The honest constraint first: the on-target binary can't be run under Miri/ASAN (target_os = "espidf", all unsafe is FFI). So the strategy is split by what's reachable where, ranked by leverage.

  1. Make the pure logic host-testable (highest leverage). The functions that take untrusted input or do the slicing are FFI-free: translate, handle_report's decode, the editor text ops, changed_rows / only_adds_ink in main.rs, the epd row math. Pull them into a no-esp-deps module/crate (workspace member or #[cfg]-gated) so cargo test runs on host. Then:
    • Fuzz handle_report on host under Miri or ASAN — the single most valuable test. It's the exact path where a broken/malicious keyboard's bytes meet from_raw_parts + slicing; feed arbitrary &[u8] and Miri catches any OOB the clamp fails to prevent. Guards finding #5.
    • Unit-test that translate never emits a non-ASCII char, pinning the invariant editor.rs byte-indexing depends on.
  2. Compile-time guards for the zeroed() assumption (#2). Static assertions (or a test constructing the struct and checking a sentinel field is None/0) so an esp-idf-sys bump fails loudly instead of going silently UB.
  3. clippy as a ratchet. #![warn(clippy::undocumented_unsafe_blocks)] + clippy::multiple_unsafe_ops_per_block, deny-warnings in CI. Forces every new unsafe to carry a SAFETY comment — keeps the existing discipline from eroding.

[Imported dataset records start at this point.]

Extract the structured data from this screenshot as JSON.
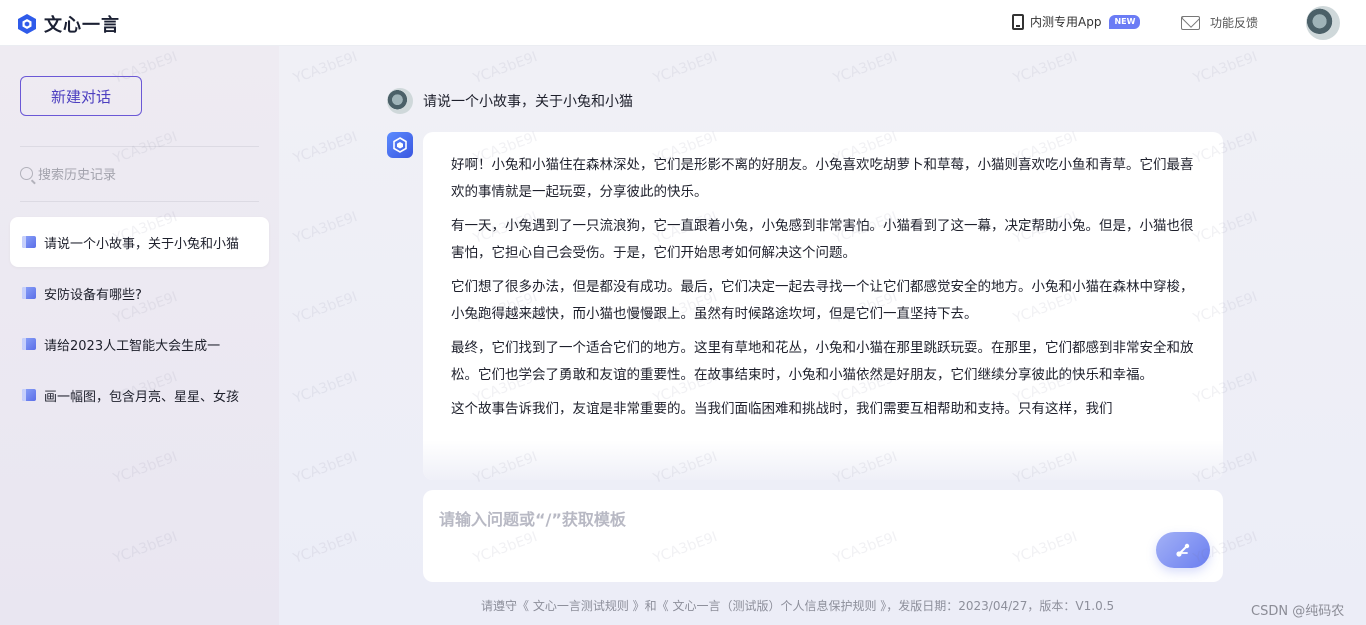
{
  "app": {
    "title": "文心一言"
  },
  "topbar": {
    "app_link_label": "内测专用App",
    "new_badge": "NEW",
    "feedback_label": "功能反馈"
  },
  "sidebar": {
    "new_chat_label": "新建对话",
    "search_placeholder": "搜索历史记录",
    "history": [
      {
        "label": "请说一个小故事，关于小兔和小猫",
        "active": true
      },
      {
        "label": "安防设备有哪些?",
        "active": false
      },
      {
        "label": "请给2023人工智能大会生成一",
        "active": false
      },
      {
        "label": "画一幅图，包含月亮、星星、女孩",
        "active": false
      }
    ]
  },
  "chat": {
    "user_message": "请说一个小故事，关于小兔和小猫",
    "bot_paragraphs": [
      "好啊！小兔和小猫住在森林深处，它们是形影不离的好朋友。小兔喜欢吃胡萝卜和草莓，小猫则喜欢吃小鱼和青草。它们最喜欢的事情就是一起玩耍，分享彼此的快乐。",
      "有一天，小兔遇到了一只流浪狗，它一直跟着小兔，小兔感到非常害怕。小猫看到了这一幕，决定帮助小兔。但是，小猫也很害怕，它担心自己会受伤。于是，它们开始思考如何解决这个问题。",
      "它们想了很多办法，但是都没有成功。最后，它们决定一起去寻找一个让它们都感觉安全的地方。小兔和小猫在森林中穿梭，小兔跑得越来越快，而小猫也慢慢跟上。虽然有时候路途坎坷，但是它们一直坚持下去。",
      "最终，它们找到了一个适合它们的地方。这里有草地和花丛，小兔和小猫在那里跳跃玩耍。在那里，它们都感到非常安全和放松。它们也学会了勇敢和友谊的重要性。在故事结束时，小兔和小猫依然是好朋友，它们继续分享彼此的快乐和幸福。",
      "这个故事告诉我们，友谊是非常重要的。当我们面临困难和挑战时，我们需要互相帮助和支持。只有这样，我们"
    ],
    "input_placeholder": "请输入问题或“/”获取模板"
  },
  "footer": {
    "text": "请遵守《 文心一言测试规则 》和《 文心一言（测试版）个人信息保护规则 》，发版日期：2023/04/27，版本：V1.0.5"
  },
  "watermark": "YCA3bE9I",
  "corner_credit": "CSDN @纯码农",
  "colors": {
    "accent": "#4d3fc0",
    "brand_blue": "#3a56e0",
    "badge": "#6b7cf5"
  }
}
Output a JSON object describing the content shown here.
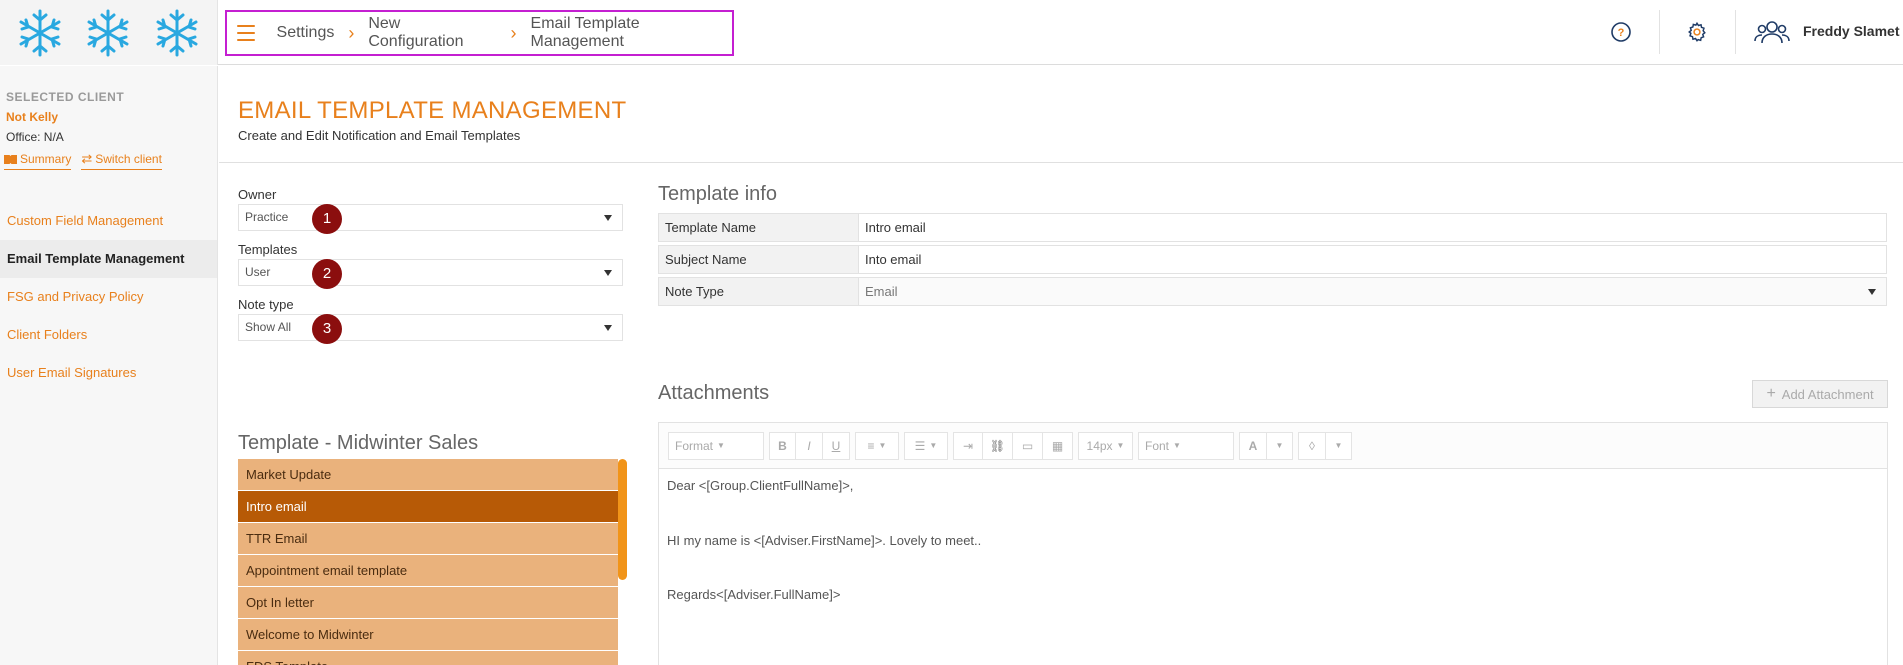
{
  "header": {
    "breadcrumb": [
      "Settings",
      "New Configuration",
      "Email Template Management"
    ],
    "user_name": "Freddy Slamet",
    "help_icon": "question-circle-icon",
    "settings_icon": "gear-icon",
    "user_icon": "users-icon"
  },
  "sidebar": {
    "selected_client_label": "SELECTED CLIENT",
    "client_name": "Not Kelly",
    "office": "Office: N/A",
    "summary_link": "Summary",
    "switch_client_link": "Switch client",
    "items": [
      {
        "label": "Custom Field Management",
        "active": false
      },
      {
        "label": "Email Template Management",
        "active": true
      },
      {
        "label": "FSG and Privacy Policy",
        "active": false
      },
      {
        "label": "Client Folders",
        "active": false
      },
      {
        "label": "User Email Signatures",
        "active": false
      }
    ]
  },
  "main": {
    "title": "EMAIL TEMPLATE MANAGEMENT",
    "subtitle": "Create and Edit Notification and Email Templates",
    "filters": {
      "owner_label": "Owner",
      "owner_value": "Practice",
      "templates_label": "Templates",
      "templates_value": "User",
      "note_type_label": "Note type",
      "note_type_value": "Show All",
      "badges": [
        "1",
        "2",
        "3"
      ]
    },
    "template_info": {
      "title": "Template info",
      "rows": [
        {
          "key": "Template Name",
          "value": "Intro email"
        },
        {
          "key": "Subject Name",
          "value": "Into email"
        },
        {
          "key": "Note Type",
          "value": "Email"
        }
      ]
    },
    "attachments": {
      "title": "Attachments",
      "add_button": "Add Attachment"
    },
    "editor": {
      "toolbar": {
        "format": "Format",
        "bold": "B",
        "italic": "I",
        "underline": "U",
        "font_size": "14px",
        "font": "Font",
        "color": "A"
      },
      "lines": [
        "Dear <[Group.ClientFullName]>,",
        "HI my name is <[Adviser.FirstName]>. Lovely to meet..",
        "Regards<[Adviser.FullName]>"
      ]
    },
    "template_list": {
      "title": "Template - Midwinter Sales",
      "items": [
        {
          "label": "Market Update",
          "selected": false
        },
        {
          "label": "Intro email",
          "selected": true
        },
        {
          "label": "TTR Email",
          "selected": false
        },
        {
          "label": "Appointment email template",
          "selected": false
        },
        {
          "label": "Opt In letter",
          "selected": false
        },
        {
          "label": "Welcome to Midwinter",
          "selected": false
        },
        {
          "label": "FDS Template",
          "selected": false
        }
      ]
    }
  },
  "colors": {
    "accent": "#e8801c",
    "highlight_border": "#c41fd1",
    "badge": "#8b0e0e",
    "list_item": "#eab27c",
    "list_selected": "#b75a06"
  }
}
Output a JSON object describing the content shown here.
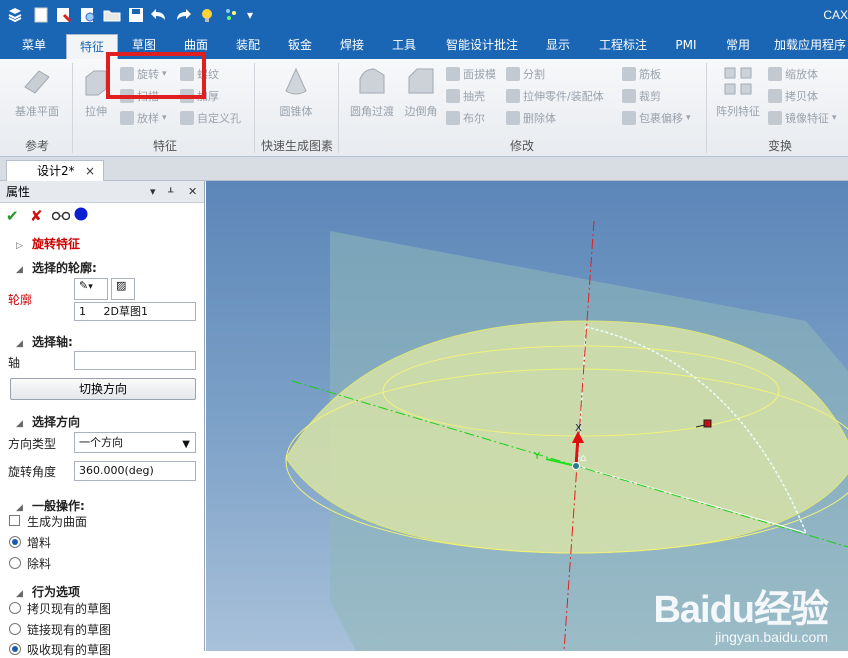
{
  "app": {
    "title": "CAX"
  },
  "quick_access": [
    "app-logo-icon",
    "new-file-icon",
    "save-as-icon",
    "print-icon",
    "open-folder-icon",
    "save-icon",
    "undo-icon",
    "redo-icon",
    "light-bulb-icon",
    "effects-icon",
    "dropdown-icon"
  ],
  "menu_tabs": [
    {
      "label": "菜单"
    },
    {
      "label": "特征"
    },
    {
      "label": "草图"
    },
    {
      "label": "曲面"
    },
    {
      "label": "装配"
    },
    {
      "label": "钣金"
    },
    {
      "label": "焊接"
    },
    {
      "label": "工具"
    },
    {
      "label": "智能设计批注"
    },
    {
      "label": "显示"
    },
    {
      "label": "工程标注"
    },
    {
      "label": "PMI"
    },
    {
      "label": "常用"
    },
    {
      "label": "加载应用程序"
    }
  ],
  "active_tab": "特征",
  "ribbon": {
    "ref_group": {
      "label": "参考",
      "plane_btn": "基准平面"
    },
    "feature_group": {
      "label": "特征",
      "extrude": "拉伸",
      "revolve": "旋转",
      "thread": "螺纹",
      "sweep": "扫描",
      "thicken": "加厚",
      "loft": "放样",
      "custom_hole": "自定义孔"
    },
    "quick_group": {
      "label": "快速生成图素",
      "cone": "圆锥体"
    },
    "modify_group": {
      "label": "修改",
      "fillet": "圆角过渡",
      "chamfer": "边倒角",
      "draft": "面拔模",
      "split": "分割",
      "shell": "抽壳",
      "extrude_part": "拉伸零件/装配体",
      "boolean": "布尔",
      "delete_body": "删除体",
      "rib": "筋板",
      "trim": "裁剪",
      "wrap_offset": "包裹偏移"
    },
    "transform_group": {
      "label": "变换",
      "pattern": "阵列特征",
      "scale": "缩放体",
      "copy": "拷贝体",
      "mirror": "镜像特征"
    }
  },
  "doc_tab": {
    "label": "设计2*",
    "close": "×"
  },
  "panel": {
    "title": "属性",
    "feature_name": "旋转特征",
    "sec_profile": "选择的轮廓:",
    "profile_label": "轮廓",
    "profile_item_index": "1",
    "profile_item_name": "2D草图1",
    "sec_axis": "选择轴:",
    "axis_label": "轴",
    "axis_value": "",
    "switch_dir": "切换方向",
    "sec_direction": "选择方向",
    "dir_type_label": "方向类型",
    "dir_type_value": "一个方向",
    "angle_label": "旋转角度",
    "angle_value": "360.000(deg)",
    "sec_general": "一般操作:",
    "make_surface": "生成为曲面",
    "add_material": "增料",
    "remove_material": "除料",
    "sec_behavior": "行为选项",
    "copy_sketch": "拷贝现有的草图",
    "link_sketch": "链接现有的草图",
    "absorb_sketch": "吸收现有的草图"
  },
  "viewport": {
    "axis_x_label": "X",
    "axis_y_label": "Y"
  },
  "watermark": {
    "brand": "Baidu经验",
    "url": "jingyan.baidu.com"
  },
  "colors": {
    "brand_blue": "#1a66b5",
    "feature_red": "#cc0000",
    "highlight_red": "#e02020"
  }
}
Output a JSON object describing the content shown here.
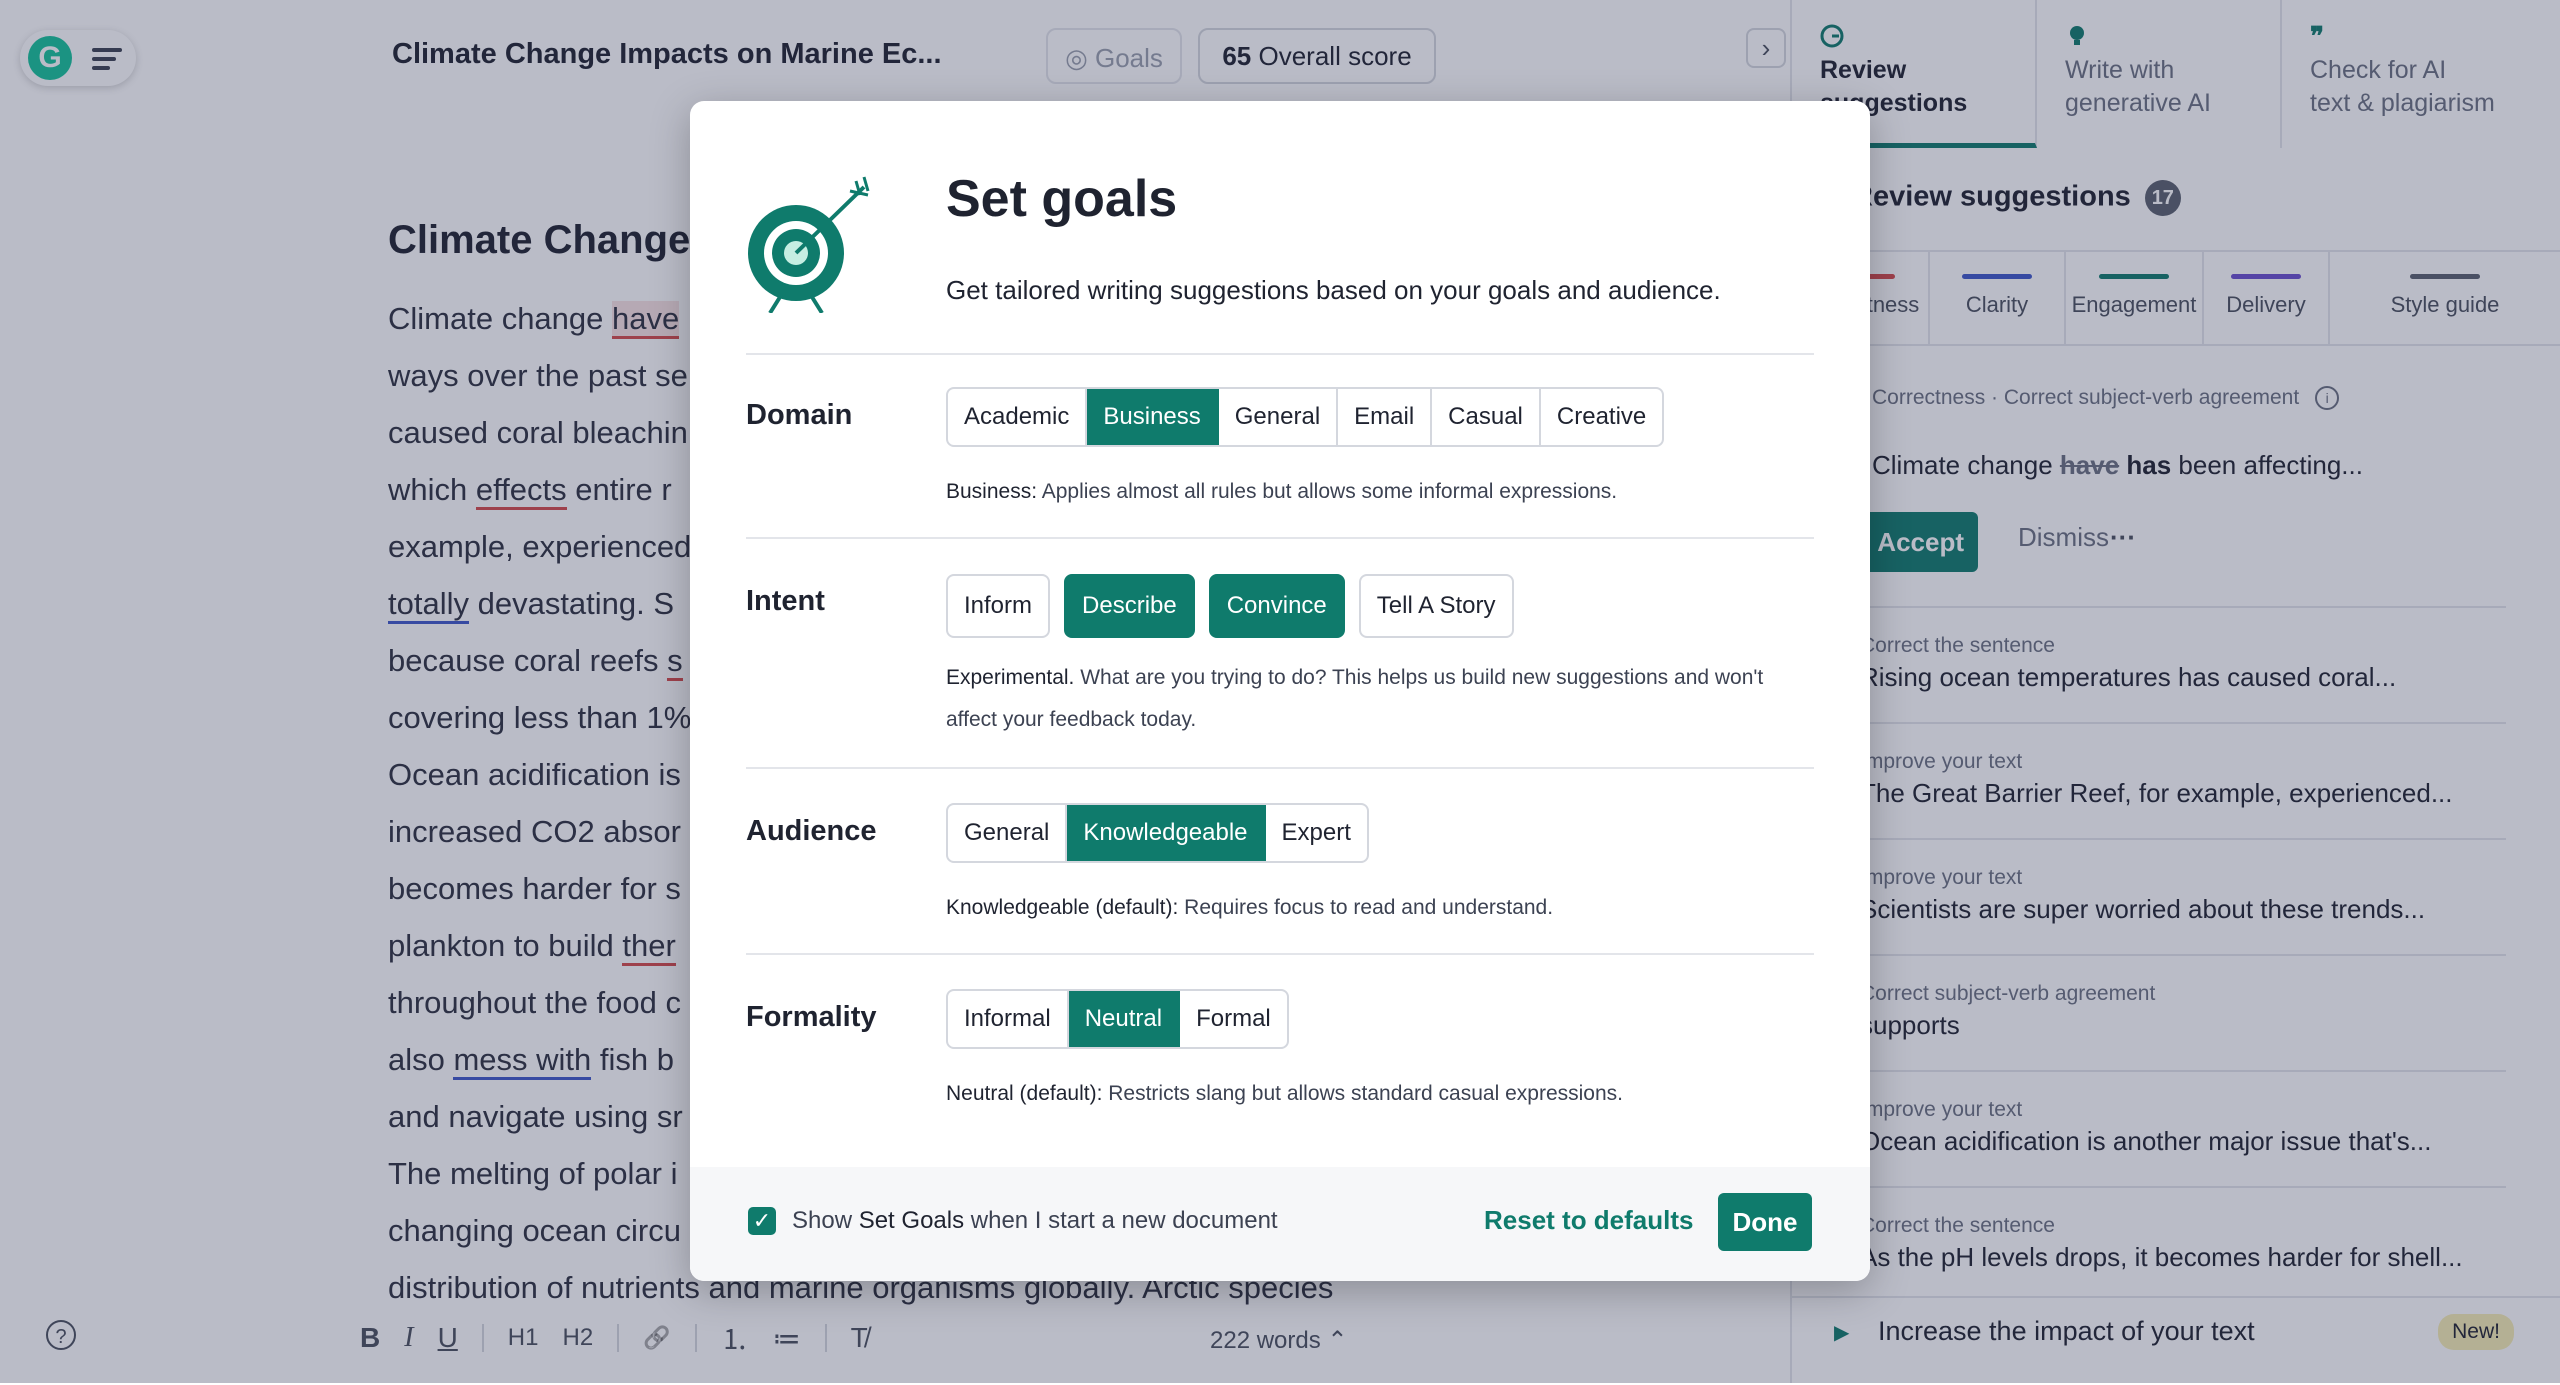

  4. On-device tests for what only exists on device (#1, #3, #4).
    • Hot-plug stress loop: attach/detach ~100× on a bench script, log esp_get_free_heap_size each cycle. A downward trend proves the leaks (#3); a crash/LoadProhibited on the freed transfer proves the UAF (#1).
    • Stack high-water mark: uxTaskGetStackHighWaterMark on the USB threads, asserted in a debug build, guards #4.
  5. Fix #1 by making it impossible, not just tested. The best defense is an in-flight flag set on submit and cleared in report_cb, with a debug_assert!(!in_flight) before the free. Any future change that reintroduces the race trips the assert in the hot-plug loop instead of corrupting memory in the field.

Priority if you only do some: 1 (fuzz handle_report under Miri) + 5 (in-flight flag) cover the two real memory-safety concerns; 2 and 3 are cheap insurance against dependency bumps; 4 is the only way to regression-test the on-device races and is worth it for an always-powered appliance.